Hydraulic fracturing is a technology that has evolved into a mature, complex level. The use of hydraulic fracturing is critical to the economical production of hydrocarbons; and is a significant portion of the well-development cost. Despite the progress, it is still not fully understood, and can be interpreted poorly. Although the physical laws governing fracturing are known, the constant emergence of new mechanisms, such as scale-dependent fracture toughness, complex fracturing, dilatancy, and convection, indicates that the basic physics incorporated into models has not been sufficient to model a fracture fully.
The reasons for the uncertainty surrounding the fracturing process are clear. The Earth is a complex, discontinuous medium, and historically there has been limited technology for observing or inferring fracturing results. Nothing can be done about the complexity of typical reservoirs in the Earth, and one can expect that difficulties with complexity will increase as more marginal reservoirs are exploited. On the other hand, diagnostic capabilities continue to improve and technology is reaching the point where fracture diagnostics can be applied by the average producer in problem situations, in new fields, or for validation of new fracturing techniques.
Furthermore, as operators continue to work in difficult, complex lithologies, it becomes clear that stimulation problems cannot be solved without some diagnostic data from which judicious decisions can be made. Diagnostics cost money, but trial-and-error approaches often cost more money and can result in lost wells. Decisions on well spacing, field layout, sand concentrations and volumes, number of zones that can be stimulated in one treatment, optimum perforation schedule, and many other operational parameters can be made correctly if the proper diagnostic information is available in a timely manner.
Recent advances in hydraulic-fracture-mapping technologies have provided good information on the created fracture length in numerous geologic settings. Before having such measurements, fracture length was estimated using fracture-propagation models, but there was significant uncertainty in the results that cascaded into subsequent production analyses. Practitioners also need to understand how the created fracture length relates to the location of proppant in the fracture and to the producing or effective length to evaluate well performance and improve stimulation designs. Unfortunately, most advanced fracture-mapping technologies that provide accurate measurements of the created fracture length have not provided insights into the propped and effective fracture lengths. Advanced production-data analyses (PDAs), pressure-transient testing, and/or numerical reservoir modeling are required to determine the effective fracture length.
The common viewpoint of the far-field hydraulic fracture geometry is changing. Data sets compiled over the last decade are incompatible with the conventional picture of a single, bi-wing, planar hydraulic fracture. These data sets include (1) recovered cores, (2) minebacks, (3) microseismicity, (4) overcores and borehole video, (5) treatment pressure response, and (6) surface tilts, in conjunction with advancements in laboratory simulations, studies of natural hydraulic fracture analogues, and improvements in numerical simulations. The single, planar, farfield fracture viewpoint finds its roots and development in early theory and simplified laboratory studies that were pre-disposed to single, planar fracture geometry. Replacing this viewpoint is a new perspective that includes a strong potential for creating multiple, far-field fractures. The implications of multiple, far-field fracturing has resulted in adjustments to completion and stimulation strategies to address and affect the overall fracture geometry.
One of fracture technology's last frontiers is the understanding and optimization of far-field fracture geometry and proppant placement. Prior to the last decade, the viewpoint of far-field geometry was a single, bi-wing, planar fracture that opened against the least principal stress. But a growing body of data contradicts this viewpoint and a new perspective is emerging. This new viewpoint includes the potential for creating multiple, far-field fractures. As we discuss, the foundation of the new paradigm includes recent field studies, improved laboratory simulations, and advanced theoretical modeling.

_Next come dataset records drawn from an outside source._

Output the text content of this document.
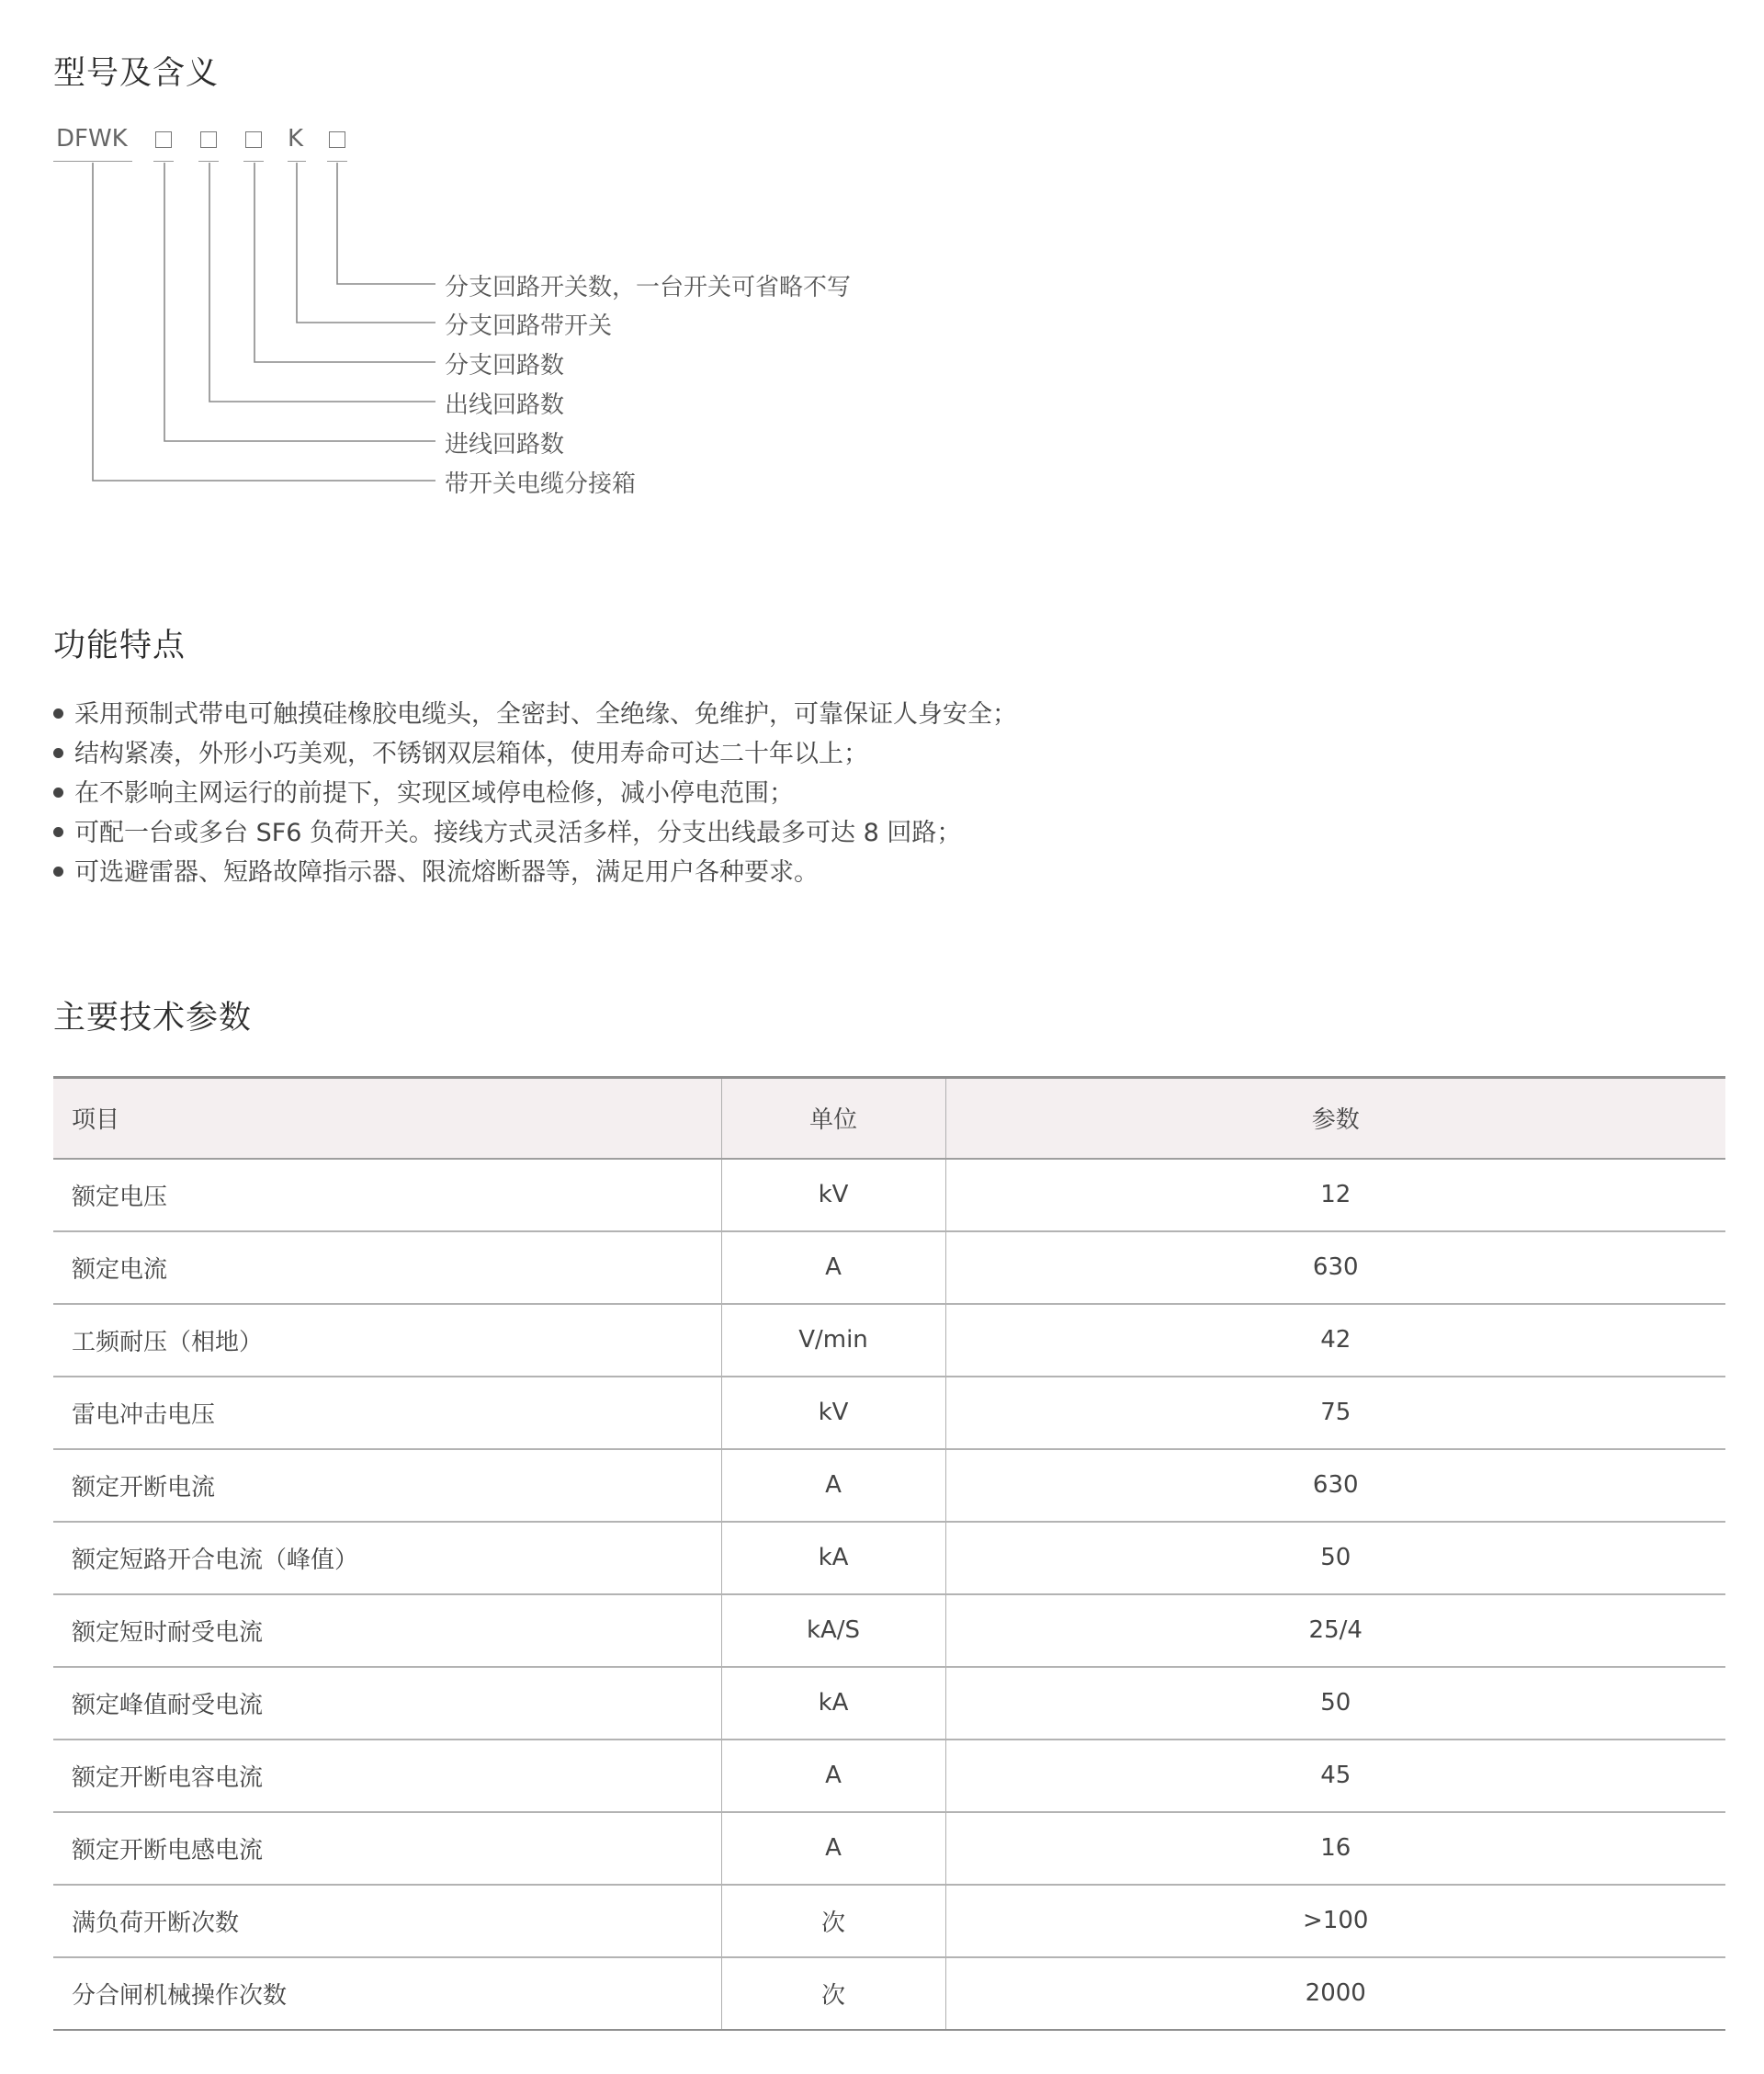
型号及含义
DFWK	K
分支回路开关数，一台开关可省略不写
分支回路带开关
分支回路数
出线回路数
进线回路数
带开关电缆分接箱
功能特点
采用预制式带电可触摸硅橡胶电缆头，全密封、全绝缘、免维护，可靠保证人身安全；
结构紧凑，外形小巧美观，不锈钢双层箱体，使用寿命可达二十年以上；
在不影响主网运行的前提下，实现区域停电检修，减小停电范围；
可配一台或多台 SF6 负荷开关。接线方式灵活多样，分支出线最多可达 8 回路；
可选避雷器、短路故障指示器、限流熔断器等，满足用户各种要求。
主要技术参数
项目	单位	参数
额定电压	kV	12
额定电流	A	630
工频耐压（相地）	V/min	42
雷电冲击电压	kV	75
额定开断电流	A	630
额定短路开合电流（峰值）	kA	50
额定短时耐受电流	kA/S	25/4
额定峰值耐受电流	kA	50
额定开断电容电流	A	45
额定开断电感电流	A	16
满负荷开断次数	次	>100
分合闸机械操作次数	次	2000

In addition knowing the direction or azimuth of the fracture orientation is important in development of a low permeability reservoir with horizontal wellbores. The orientation of the horizontal wellbore will determine if the hydraulic fractures are longitudinal or transverse to the wellbore. The angle of the wellbore to the hydraulic fracture not only affects the recovery factor from the reservoir, but also influences the completion strategy.
Thus practitioners today would like to have much better diagnostics on several hydraulic fracture properties:                Number of hydraulic fractures simultaneously propagating in the far-field        Hydraulic and propped fracture length        Hydraulic fracture azimuth        Multi-planar complex fracture growth        
Artificially created hydraulic fractures are primarily mode-I tensile fractures. Geo-mechanical modeling shows that tensile hydraulic fractures create a characteristic strain distribution in the deformed rock around them. Our modeling shows that strain measurements with sufficient resolution in a properly instrumented monitor well (such as a horizontal well with high resolution distributed strain sensing) can provide information about the approaching hydraulic fractures from an offset stimulation treatment. Approaching hydraulic fractures generate a characteristic strain pattern axially along the monitor wellbore, which can be analyzed to evaluate the above listed fracture properties.
There is a need the to utilize these new capabilities for high resolution distributed strain sensing to develop new diagnostics of hydraulic fracture properties.